Abstract

The quality of subword tokenization is critical for Large Language Models, yet evaluating tokenizers for morphologically rich Uralic languages is hampered by the lack of clean morpheme lexicons. We introduce SampoNLP, a corpus-free toolkit for morphological lexicon creation using MDL-inspired Self-Referential Atomicity Scoring, which filters composite forms through internal structural cues - suited for low-resource settings. Using the high-purity lexicons generated by SampoNLP for Finnish, Hungarian, and Estonian, we conduct a systematic evaluation of BPE tokenizers across a range of vocabulary sizes (8k-256k). We propose a unified metric, the Integrated Performance Score (IPS), to navigate the trade-off between morpheme coverage and over-splitting. By analyzing the IPS curves, we identify the "elbow points" of diminishing returns and provide the first empirically grounded recommendations for optimal vocabulary sizes (k) in these languages. Our study not only offers practical guidance but also quantitatively demonstrates the limitations of standard BPE for highly agglutinative languages. The SampoNLP library and all generated resources are made publicly available: https://github.com/AragonerUA/SampoNLP

🎯Research Motivation

• Scarcity of clean, high-purity morpheme lexicons for Uralic languages; existing dictionary-derived candidates are noisy, manual curation is impractical, and corpus-based methods (e.g., Morfessor) are ill-suited for low-resource settings.
• Lack of principled guidance on optimal BPE vocabulary size (k) for morphologically rich, agglutinative languages; current practice relies on heuristics or downstream metrics that overlook morphology-specific trade-offs.
• Standard BPE often misaligns with true morpheme boundaries, causing over-splitting or under-segmentation; intrinsic, linguistically grounded evaluation metrics and resources are needed to assess and improve tokenization.

🔧Research Method

SampoNLP introduces a corpus-free IMDP pipeline using MDL-inspired self-referential atomicity scoring with dynamic programming (Best Explanation Power) and Otsu thresholding to distill high-purity morpheme lexicons from noisy candidate lists.
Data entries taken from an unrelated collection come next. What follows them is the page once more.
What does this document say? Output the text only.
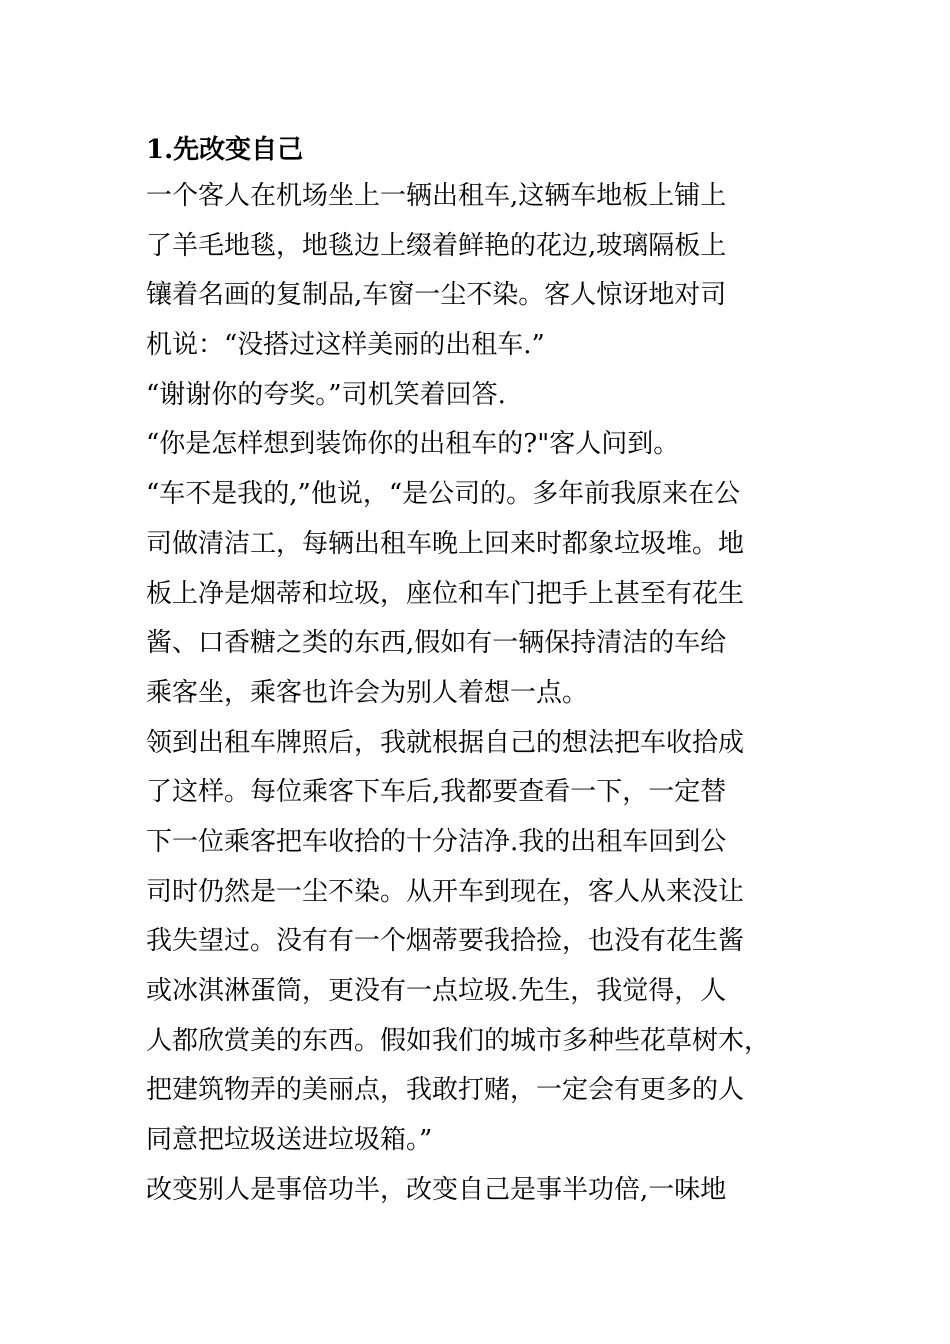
1.先改变自己
一个客人在机场坐上一辆出租车,这辆车地板上铺上
了羊毛地毯，地毯边上缀着鲜艳的花边,玻璃隔板上
镶着名画的复制品,车窗一尘不染。客人惊讶地对司
机说：“没搭过这样美丽的出租车.”
“谢谢你的夸奖。”司机笑着回答.
“你是怎样想到装饰你的出租车的?"客人问到。
“车不是我的,”他说，“是公司的。多年前我原来在公
司做清洁工，每辆出租车晚上回来时都象垃圾堆。地
板上净是烟蒂和垃圾，座位和车门把手上甚至有花生
酱、口香糖之类的东西,假如有一辆保持清洁的车给
乘客坐，乘客也许会为别人着想一点。
领到出租车牌照后，我就根据自己的想法把车收拾成
了这样。每位乘客下车后,我都要查看一下，一定替
下一位乘客把车收拾的十分洁净.我的出租车回到公
司时仍然是一尘不染。从开车到现在，客人从来没让
我失望过。没有有一个烟蒂要我拾捡，也没有花生酱
或冰淇淋蛋筒，更没有一点垃圾.先生，我觉得，人
人都欣赏美的东西。假如我们的城市多种些花草树木，
把建筑物弄的美丽点，我敢打赌，一定会有更多的人
同意把垃圾送进垃圾箱。”
改变别人是事倍功半，改变自己是事半功倍,一味地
These lexicons underpin the Integrated Performance Score (IPS), which balances morpheme coverage and over-splitting to evaluate BPE tokenizers across vocabulary sizes and identify elbow points.

💡Research Ideas

• Morphology-Aware Tokenizer Learning with Self-Referential Constraints: Integrate atomicity scores and lexicon constraints into tokenizer training to align merges with morpheme boundaries and surpass standard BPE in agglutinative languages.
• Extending SampoNLP to Low-Resource Agglutinative Families Beyond Uralic: Apply IMDP and IPS to Turkic, Dravidian, and Bantu languages, adapting character sets and whitelists to test generality and robustness.
• Linking IPS to Downstream Model Performance: An Intrinsic–Extrinsic Study: Quantify correlations between IPS (LMC/OSR) and task metrics across NLU/NLG, deriving k-selection policies and training-time trade-offs.